THE ONE AND THE MANY

America's Struggle for the Common Good

by Martin E. Marty

Pub Date: April 1st, 1997
ISBN: 0-674-63827-1
Publisher: Harvard Univ.

Marty (Religion/Univ. of Chicago; The Glory and the Power, 1992, etc.) struggles to define a moderate position within an emotionally charged debate. In contemporary American society few tasks seem more obviously sensible yet doomed to fail than seeking the common good. Marty blames ``totalists'' and ``tribalists'' for this situation and wishes a pox on both their houses. The former want the values of a single group to be promoted by the government and thereby established as the dominant identity of the country; this is represented most prominently in arguments for an explicitly Christian democracy. The latter want to be recognized as an independent group denied their separate identity and thereby victimized by a dominant group; this is exemplified by identity politics that divide society along gender, racial, and religious lines.
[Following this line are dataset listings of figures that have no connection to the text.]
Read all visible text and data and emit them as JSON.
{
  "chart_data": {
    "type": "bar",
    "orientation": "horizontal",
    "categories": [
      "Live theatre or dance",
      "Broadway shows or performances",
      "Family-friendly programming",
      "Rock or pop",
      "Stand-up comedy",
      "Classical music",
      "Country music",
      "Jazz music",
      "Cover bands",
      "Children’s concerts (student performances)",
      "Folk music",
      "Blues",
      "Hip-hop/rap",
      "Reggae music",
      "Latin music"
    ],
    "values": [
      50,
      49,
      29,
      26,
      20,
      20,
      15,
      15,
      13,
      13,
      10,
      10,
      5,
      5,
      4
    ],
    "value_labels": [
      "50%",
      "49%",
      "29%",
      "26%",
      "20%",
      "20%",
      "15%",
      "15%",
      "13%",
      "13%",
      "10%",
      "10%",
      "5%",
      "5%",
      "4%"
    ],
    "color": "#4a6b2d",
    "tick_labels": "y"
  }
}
Although in constant conflict, totalists and tribalists share a crucial characteristic: By insisting on the unique (and usually superior) status of their own group, they promote an exclusivism that undermines any potential for seeking the common good. The current dispute over abortion provides a perfect example. Pro-life and pro-choice advocates point to moral imperatives that are incommensurate and absolute. Marty looks to the past for ways Americans have conceptualized the relationship of the individual or group and the larger community, focusing on the Constitution as a legal and mythical document to illustrate how seeking the common good can be facilitated by limiting its imposition through law. He favors a social association that, in his recurring image, would be like porcupines huddling together during a cold winter, maintaining the proper distance so that each is warmed by the presence of the others without being pricked by their quills. Unfortunately, recent experience suggests that humans may be more prickly than porcupines.